Question

The set \( \{ (x, y) : |x| + |y| = 1 \ \) in the \( xy \) plane represents:}

• A. a square
• B. a circle
• C. an ellipse
• D. a rectangle which is not a square
• E. a rhombus which is not a square

Hint:

This shape is often called a "unit ball" in the \( L_1 \) norm. Visually, it looks like a square tilted at 45 degrees, centered at the origin.

Answer 1

The Correct Option is A

Concept: The equation \( |x| + |y| = 1 \) involves absolute values, which means the relationship changes depending on the quadrant the point \( (x, y) \) is in. We analyze the equation in each of the four quadrants to determine the shape formed by the boundaries.

Step 1: Analyze the equation in each quadrant.

• Quadrant I (\( x \geq 0, y \geq 0 \)): The equation becomes \( x + y = 1 \). This is a line segment connecting \( (1, 0) \) and \( (0, 1) \).
• Quadrant II (\( x < 0, y \geq 0 \)): The equation becomes \( -x + y = 1 \). This is a line segment connecting \( (-1, 0) \) and \( (0, 1) \).
• Quadrant III (\( x < 0, y < 0 \)): The equation becomes \( -x - y = 1 \).
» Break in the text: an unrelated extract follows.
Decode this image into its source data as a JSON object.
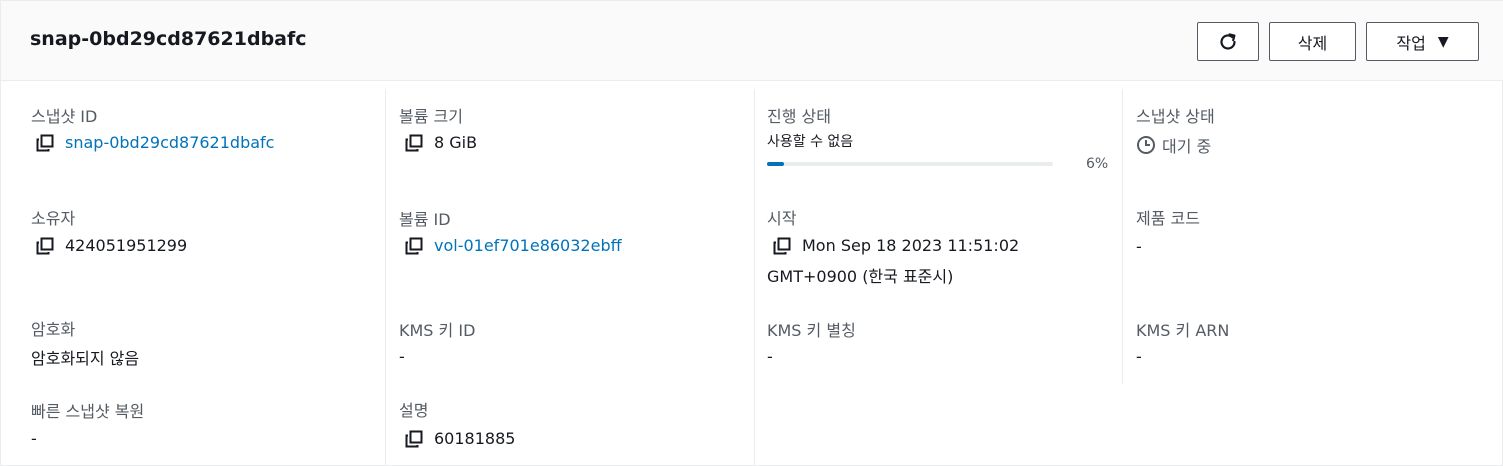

This is a line segment connecting \( (-1, 0) \) and \( (0, -1) \).
• Quadrant IV (\( x \geq 0, y < 0 \)): The equation becomes \( x - y = 1 \). This is a line segment connecting \( (1, 0) \) and \( (0, -1) \).

Step 2: Determine the properties of the resulting shape.
The four line segments join to form a closed quadrilateral with vertices at \( (1, 0), (0, 1), (-1, 0), \) and \( (0, -1) \).
• The length of each side is \( \sqrt{(1-0)^2 + (0-1)^2} = \sqrt{2} \). Since all sides are equal, it is a rhombus.
• The slopes of adjacent sides are \( -1 \) (for \( x+y=1 \)) and \( 1 \) (for \( -x+y=1 \)). Since the product of slopes is \( -1 \), the sides are perpendicular. A rhombus with perpendicular sides (all angles are \( 90^\circ \)) is a square.